Engadiner Post: Ginesta Immobilien geht für das Oberengadin von einer intakten Nachfrage mit steigenden Transaktionspreisen aus. Wie wird diese Annahme begründet?
Sascha Ginesta: Die Annahme der Zweitwohnungsinitiative 2012 hat dazu geführt, dass mittlerweile kaum mehr Neubauten erstellt wurden respektive werden, was das Marktvolumen künstlich begrenzt. Das Resultat: Mittlerweile ist die daraus entstandene Angebotsverknappung mit entsprechendem Preisdruck klar und über den gesamten Markt spürbar. Die tiefen Zinsen, die allgemeine Wirtschaftslage, das Wohlstandsniveau, der Bedarf nach Anlage-Diversifikation und Sachwerten sowie neuerdings das durch Covid–19 veränderte Reiseverhalten bilden derweil die wichtigen Faktoren für ein weiterhin hohes Interesse an Ferienliegenschaften, das ohne anderweitigen Einfluss einen Anstieg der Preise zur Folge haben wird.

Wie stuft Ginesta die Gefahr einer Überhitzung des Immobilienmarktes im Oberengadin ein oder anderes gefragt, entsprechen die heute erzielten Marktpreise den realistischen Preisen?
Wir sehen keine Anzeichen einer Überhitzung, zumal die ehemaligen Höchststände von vor 2012 noch nicht oder nur knapp überstiegen sind. Die Folge der Zweitwohnungsinitiative ist wie gesagt die Angebotsbegrenzung, welche sich nun am Markt auswirkt. Eine Aufhebung der Baubeschränkung ist kurz und mittelfristig nicht zu erwarten. Somit bleibt das Angebotsvolumen mehr oder weniger unverändert beziehungsweise begrenzt sich auf die Wiederverkäufe. Die leichte aber stetige Nachfragezunahme erachten wir als nachhaltig, da sich auch hier kurz und mittelfristig keine Korrektur der treibenden Faktoren abzeichnet. Zudem darf nicht vernachlässigt werden, dass aktuell der Grossteil der Nachfrage mehrheitlich aus dem Inland kommt.

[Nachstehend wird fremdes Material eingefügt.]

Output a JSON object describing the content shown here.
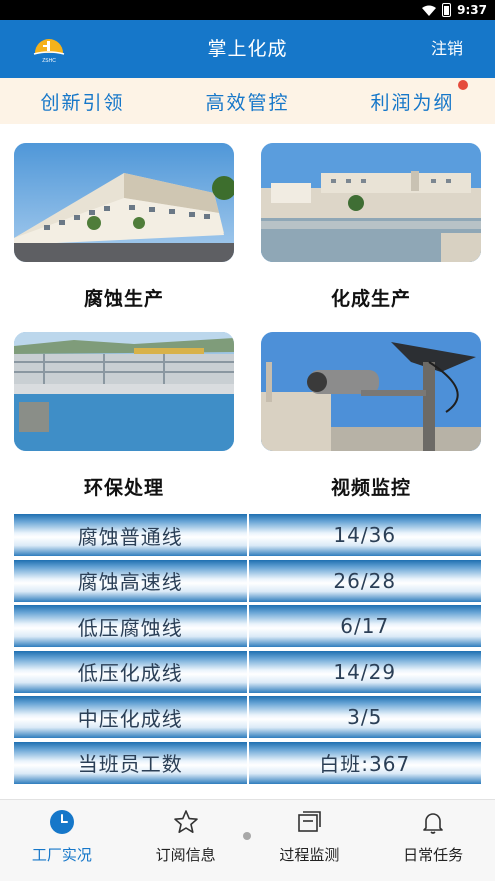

Es darf durchaus auch erwartet werden, dass die Nachfrage aus dem Ausland nach der Pandemie ebenfalls zunimmt. In diesem Sinn erachten wir die Marktpreise aktuell als realistisch.

Was in allen Gemeinden auffällt ist eine hohe Nachfrage nach Mietwohnungen. Betrifft das vor allem Wohnungen, die auch zu Ferienzwecken benützt werden können oder auch Mietwohnungen für Einheimische?
Wir beobachten aktuell vorwiegend eine Zunahme der Nachfrage nach Mietwohnungen im Bereich der Ferienwohnungen in Jahresmiete. Die Nachfrage von Einheimischen ist nach unserer Ansicht konstant geblieben.

Was ins Auge sticht ist der hohe Preisunterschied zwischen Samedan und den Nachbargemeinden. Wie erklärt sich diese Differenz?
Die Gemeinde Samedan ist seit jeher eine Zentrumsgemeinde mit überdurchschnittlich hohem Erstwohnungsanteil beziehungsweise einem hohen Anteil an ständiger Bevölkerung versus Zweitheimischen. Das schlägt sich auch in den durchschnittlichen Preisen nieder. Zudem kann die touristische Attraktivität generell und die Nähe zu St. Moritz bei Pontresina, Celerina sowie Champfèr/Silvaplana als Wertmerkmal betrachtet werden.

Sascha Ginesta ist Leiter Vermarktung Graubünden und Partner bei Ginesta Immobilien. Er ist Eidg. dipl. Betriebswirtschafter HF und Immobilienbewerter mit eidg. Fachausweis.